# 5 Minutes Only



## alan sheffield (Oct 26, 2007)

If you could only salvage 5 minutes of classical music for playing after being shipwrecked on a Desert Island, what would you choose. This a much restricted version of Desert Island Discs where you are allowed 8 records. Thankfully, none of us will ever have to put up with this. 

My choice would be the slow third section of Barber's First Symphony. For me this music concentrates so much into a small space.


----------



## jhar26 (Jul 6, 2008)

If I could only have five minutes I'd rather have nothing because it would be too frustrating.
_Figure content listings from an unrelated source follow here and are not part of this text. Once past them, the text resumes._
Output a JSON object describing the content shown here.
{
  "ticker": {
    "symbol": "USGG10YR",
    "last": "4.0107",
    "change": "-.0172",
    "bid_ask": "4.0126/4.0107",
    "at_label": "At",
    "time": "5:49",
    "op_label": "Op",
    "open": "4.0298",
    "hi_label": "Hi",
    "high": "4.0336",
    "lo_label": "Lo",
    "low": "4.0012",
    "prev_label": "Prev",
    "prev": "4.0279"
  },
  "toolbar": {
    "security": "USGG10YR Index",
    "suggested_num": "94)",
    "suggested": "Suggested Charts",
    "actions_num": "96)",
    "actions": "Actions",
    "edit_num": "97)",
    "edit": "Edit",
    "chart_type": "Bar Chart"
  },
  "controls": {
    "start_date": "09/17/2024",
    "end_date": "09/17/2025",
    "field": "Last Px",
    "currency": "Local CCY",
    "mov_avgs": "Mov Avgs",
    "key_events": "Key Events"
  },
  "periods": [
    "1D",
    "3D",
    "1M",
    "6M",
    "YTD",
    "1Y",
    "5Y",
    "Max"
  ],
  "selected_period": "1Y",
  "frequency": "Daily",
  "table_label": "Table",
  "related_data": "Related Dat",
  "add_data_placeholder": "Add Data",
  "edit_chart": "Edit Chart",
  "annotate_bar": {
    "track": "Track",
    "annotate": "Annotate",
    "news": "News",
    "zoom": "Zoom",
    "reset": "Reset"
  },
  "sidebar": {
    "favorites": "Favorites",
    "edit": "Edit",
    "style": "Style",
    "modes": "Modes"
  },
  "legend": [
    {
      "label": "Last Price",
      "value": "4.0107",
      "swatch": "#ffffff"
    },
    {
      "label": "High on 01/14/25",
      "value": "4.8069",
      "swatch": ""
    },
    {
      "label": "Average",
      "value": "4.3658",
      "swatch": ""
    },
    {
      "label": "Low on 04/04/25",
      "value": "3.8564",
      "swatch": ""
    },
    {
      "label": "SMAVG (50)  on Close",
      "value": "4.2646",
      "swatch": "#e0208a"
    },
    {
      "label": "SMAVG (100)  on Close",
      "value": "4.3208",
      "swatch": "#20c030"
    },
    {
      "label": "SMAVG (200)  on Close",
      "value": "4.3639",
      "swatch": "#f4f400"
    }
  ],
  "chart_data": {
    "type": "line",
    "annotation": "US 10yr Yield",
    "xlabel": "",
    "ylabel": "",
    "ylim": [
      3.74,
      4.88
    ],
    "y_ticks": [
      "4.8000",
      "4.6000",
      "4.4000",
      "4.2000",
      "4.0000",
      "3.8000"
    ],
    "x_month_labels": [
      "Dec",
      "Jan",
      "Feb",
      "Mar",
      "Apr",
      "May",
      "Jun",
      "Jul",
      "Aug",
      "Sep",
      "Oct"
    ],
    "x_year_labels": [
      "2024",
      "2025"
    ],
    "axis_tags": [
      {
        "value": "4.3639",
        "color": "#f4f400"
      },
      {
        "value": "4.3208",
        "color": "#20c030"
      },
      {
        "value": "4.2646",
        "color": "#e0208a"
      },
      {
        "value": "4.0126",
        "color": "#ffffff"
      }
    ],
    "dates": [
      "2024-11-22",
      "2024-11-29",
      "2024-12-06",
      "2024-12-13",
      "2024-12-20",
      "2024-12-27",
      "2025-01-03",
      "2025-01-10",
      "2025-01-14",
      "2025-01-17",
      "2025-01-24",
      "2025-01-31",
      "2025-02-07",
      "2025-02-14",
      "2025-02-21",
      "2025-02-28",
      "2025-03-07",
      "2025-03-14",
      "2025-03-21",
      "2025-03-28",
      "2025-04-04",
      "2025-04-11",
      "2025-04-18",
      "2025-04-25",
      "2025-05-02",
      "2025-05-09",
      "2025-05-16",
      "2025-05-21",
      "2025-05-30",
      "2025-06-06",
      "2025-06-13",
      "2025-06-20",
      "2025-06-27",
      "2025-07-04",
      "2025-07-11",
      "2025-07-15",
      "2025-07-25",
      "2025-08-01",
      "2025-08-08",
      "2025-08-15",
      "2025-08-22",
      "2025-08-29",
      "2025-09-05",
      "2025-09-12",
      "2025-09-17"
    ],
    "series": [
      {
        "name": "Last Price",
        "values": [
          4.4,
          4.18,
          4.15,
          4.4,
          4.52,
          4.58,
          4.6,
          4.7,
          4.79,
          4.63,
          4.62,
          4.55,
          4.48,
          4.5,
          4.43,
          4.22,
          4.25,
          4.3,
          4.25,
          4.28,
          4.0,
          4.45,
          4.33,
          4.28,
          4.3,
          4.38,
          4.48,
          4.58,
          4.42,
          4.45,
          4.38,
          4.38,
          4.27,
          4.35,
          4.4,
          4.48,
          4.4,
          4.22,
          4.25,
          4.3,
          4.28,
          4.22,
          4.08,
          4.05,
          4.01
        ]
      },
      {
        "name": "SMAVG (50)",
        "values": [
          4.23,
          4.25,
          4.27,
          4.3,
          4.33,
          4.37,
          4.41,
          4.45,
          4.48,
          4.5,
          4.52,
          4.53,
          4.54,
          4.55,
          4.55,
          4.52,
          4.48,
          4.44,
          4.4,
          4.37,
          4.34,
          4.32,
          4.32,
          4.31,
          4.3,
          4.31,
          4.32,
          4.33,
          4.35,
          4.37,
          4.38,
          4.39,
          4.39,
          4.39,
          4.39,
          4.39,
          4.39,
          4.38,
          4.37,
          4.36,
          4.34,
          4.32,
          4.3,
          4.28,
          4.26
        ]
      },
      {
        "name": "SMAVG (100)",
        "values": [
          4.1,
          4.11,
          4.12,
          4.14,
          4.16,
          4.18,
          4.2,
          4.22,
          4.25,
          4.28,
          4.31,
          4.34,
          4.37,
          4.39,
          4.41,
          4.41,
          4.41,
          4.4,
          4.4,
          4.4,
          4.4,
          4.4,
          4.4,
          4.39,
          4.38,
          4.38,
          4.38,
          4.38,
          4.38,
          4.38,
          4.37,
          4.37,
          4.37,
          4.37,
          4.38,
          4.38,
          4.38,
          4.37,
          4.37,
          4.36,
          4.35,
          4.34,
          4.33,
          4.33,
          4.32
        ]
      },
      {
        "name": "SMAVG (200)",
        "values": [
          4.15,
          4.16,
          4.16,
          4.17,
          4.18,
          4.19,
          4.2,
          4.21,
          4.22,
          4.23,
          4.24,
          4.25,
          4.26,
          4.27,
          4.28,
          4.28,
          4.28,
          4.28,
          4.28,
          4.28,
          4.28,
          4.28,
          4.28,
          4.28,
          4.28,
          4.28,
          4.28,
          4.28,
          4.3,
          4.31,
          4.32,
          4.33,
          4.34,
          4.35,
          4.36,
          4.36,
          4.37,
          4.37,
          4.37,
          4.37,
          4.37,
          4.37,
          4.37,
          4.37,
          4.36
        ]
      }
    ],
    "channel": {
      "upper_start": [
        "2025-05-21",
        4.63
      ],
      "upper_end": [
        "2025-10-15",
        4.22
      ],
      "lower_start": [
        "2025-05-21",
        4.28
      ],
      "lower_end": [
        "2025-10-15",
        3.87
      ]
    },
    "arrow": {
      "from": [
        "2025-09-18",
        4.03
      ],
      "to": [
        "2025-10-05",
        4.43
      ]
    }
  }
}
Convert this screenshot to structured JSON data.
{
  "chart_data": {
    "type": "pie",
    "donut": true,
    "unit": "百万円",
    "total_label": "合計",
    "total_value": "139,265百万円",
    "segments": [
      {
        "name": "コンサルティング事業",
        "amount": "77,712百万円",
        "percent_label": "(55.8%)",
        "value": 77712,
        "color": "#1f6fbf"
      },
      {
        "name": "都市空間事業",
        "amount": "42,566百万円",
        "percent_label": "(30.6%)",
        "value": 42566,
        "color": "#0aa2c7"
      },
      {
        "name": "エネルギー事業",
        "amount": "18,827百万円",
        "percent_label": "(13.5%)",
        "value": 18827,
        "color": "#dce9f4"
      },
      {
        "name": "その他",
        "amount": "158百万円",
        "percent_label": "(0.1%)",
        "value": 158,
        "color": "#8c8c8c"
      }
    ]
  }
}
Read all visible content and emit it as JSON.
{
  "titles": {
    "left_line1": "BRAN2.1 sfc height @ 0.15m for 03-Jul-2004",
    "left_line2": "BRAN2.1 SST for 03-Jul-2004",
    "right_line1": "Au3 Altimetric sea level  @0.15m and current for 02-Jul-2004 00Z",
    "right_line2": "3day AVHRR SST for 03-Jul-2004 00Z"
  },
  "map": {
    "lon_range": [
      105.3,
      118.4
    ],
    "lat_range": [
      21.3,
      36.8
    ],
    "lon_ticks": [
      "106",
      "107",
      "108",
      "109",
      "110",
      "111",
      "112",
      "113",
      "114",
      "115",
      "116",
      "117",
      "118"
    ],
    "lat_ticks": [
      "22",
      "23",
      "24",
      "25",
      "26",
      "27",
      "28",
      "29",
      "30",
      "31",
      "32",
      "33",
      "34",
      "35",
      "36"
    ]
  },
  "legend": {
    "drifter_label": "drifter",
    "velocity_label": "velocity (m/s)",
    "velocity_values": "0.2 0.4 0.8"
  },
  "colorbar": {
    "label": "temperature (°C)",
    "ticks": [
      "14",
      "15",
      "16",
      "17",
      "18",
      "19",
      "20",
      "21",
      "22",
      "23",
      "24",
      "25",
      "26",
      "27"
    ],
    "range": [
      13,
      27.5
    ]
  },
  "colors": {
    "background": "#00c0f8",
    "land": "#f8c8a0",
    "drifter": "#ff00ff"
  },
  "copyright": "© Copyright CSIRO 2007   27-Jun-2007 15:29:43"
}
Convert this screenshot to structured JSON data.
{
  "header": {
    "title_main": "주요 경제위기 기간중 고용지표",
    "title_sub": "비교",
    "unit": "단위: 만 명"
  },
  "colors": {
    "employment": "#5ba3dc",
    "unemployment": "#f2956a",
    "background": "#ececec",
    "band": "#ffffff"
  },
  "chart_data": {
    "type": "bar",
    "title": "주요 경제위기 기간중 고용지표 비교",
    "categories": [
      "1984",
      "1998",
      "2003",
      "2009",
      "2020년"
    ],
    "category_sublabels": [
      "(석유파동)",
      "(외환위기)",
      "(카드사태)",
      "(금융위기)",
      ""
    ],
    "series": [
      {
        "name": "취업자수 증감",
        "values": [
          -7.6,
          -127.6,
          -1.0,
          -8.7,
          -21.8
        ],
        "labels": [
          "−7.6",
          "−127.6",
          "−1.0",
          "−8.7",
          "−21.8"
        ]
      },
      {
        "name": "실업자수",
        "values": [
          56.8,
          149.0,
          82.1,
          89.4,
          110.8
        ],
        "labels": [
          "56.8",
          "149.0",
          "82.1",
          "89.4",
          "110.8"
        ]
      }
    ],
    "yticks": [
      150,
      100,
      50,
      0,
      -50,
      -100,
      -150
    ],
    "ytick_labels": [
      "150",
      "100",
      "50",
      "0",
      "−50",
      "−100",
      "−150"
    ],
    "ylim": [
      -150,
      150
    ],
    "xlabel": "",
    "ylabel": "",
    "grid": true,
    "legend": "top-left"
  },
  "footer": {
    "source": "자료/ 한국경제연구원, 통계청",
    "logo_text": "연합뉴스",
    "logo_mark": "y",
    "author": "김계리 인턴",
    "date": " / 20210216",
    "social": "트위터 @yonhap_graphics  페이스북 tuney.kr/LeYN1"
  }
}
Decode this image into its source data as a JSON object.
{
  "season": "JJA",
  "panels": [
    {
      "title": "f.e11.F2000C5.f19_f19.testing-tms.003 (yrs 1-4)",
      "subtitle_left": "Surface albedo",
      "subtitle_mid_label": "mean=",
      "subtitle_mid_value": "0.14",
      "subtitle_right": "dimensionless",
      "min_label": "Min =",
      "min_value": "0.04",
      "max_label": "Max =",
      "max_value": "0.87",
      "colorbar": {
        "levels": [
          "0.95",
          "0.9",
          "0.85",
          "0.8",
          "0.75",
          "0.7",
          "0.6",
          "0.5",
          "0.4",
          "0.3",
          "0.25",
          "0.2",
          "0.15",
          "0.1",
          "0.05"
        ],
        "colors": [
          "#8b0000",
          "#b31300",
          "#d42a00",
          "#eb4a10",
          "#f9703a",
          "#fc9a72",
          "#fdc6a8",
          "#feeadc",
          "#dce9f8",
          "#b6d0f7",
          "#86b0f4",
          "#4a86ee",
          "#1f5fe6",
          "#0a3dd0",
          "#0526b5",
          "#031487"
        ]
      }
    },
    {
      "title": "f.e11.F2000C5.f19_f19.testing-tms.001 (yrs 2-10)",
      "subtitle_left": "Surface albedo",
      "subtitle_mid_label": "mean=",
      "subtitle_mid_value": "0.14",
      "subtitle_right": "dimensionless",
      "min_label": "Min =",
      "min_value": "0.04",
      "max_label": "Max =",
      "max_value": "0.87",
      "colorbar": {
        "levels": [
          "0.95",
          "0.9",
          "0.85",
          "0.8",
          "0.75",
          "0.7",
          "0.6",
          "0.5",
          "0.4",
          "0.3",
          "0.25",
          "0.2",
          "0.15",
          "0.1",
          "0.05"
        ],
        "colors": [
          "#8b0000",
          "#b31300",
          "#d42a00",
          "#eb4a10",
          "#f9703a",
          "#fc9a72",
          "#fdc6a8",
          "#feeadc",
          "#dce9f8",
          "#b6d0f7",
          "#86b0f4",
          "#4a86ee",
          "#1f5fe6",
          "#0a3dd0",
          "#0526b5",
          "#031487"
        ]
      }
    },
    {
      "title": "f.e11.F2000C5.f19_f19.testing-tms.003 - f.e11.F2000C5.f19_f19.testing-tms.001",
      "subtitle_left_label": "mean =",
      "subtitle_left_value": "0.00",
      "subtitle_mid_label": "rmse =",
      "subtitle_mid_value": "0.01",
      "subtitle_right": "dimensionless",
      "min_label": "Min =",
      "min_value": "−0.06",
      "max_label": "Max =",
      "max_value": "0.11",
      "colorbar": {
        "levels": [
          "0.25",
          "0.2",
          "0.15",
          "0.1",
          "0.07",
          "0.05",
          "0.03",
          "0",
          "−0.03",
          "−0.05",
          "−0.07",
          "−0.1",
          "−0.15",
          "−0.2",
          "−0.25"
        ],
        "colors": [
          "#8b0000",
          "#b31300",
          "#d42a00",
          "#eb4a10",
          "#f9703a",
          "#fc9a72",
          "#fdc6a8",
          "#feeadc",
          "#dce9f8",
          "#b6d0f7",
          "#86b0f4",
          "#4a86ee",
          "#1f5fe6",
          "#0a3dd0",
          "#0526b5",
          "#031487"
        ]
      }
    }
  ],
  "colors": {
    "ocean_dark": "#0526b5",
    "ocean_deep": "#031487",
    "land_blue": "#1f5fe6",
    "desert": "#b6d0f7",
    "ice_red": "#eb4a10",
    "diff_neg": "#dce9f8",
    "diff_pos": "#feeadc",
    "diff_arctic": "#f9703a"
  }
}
But I don't want to be a bad sport, so I'd say maybe the trio from _Der Rosenkavalier_.


----------



## opus67 (Jan 30, 2007)

Likely a prelude-and-fugue pair by Bach. Which one? That I'm yet to decide.


----------



## Music lover (Jan 27, 2009)

Bach's Brandenburg Concertos. Because every time I hear them I hear something new. They would keep me going for at least a week. Then what would I do without my musical friends?


----------



## Weston (Jul 11, 2008)

I would have to keep the "climax" of Ralph Vaughan-Williams _Fantasia on a Theme by Thomas Tallis_ and as much leading up to as I can fit. For me the climax is when the entire string orchestra and the quartets unite toward the end, playing the theme in unison in some of the most soaring sonorities one can imagine.


----------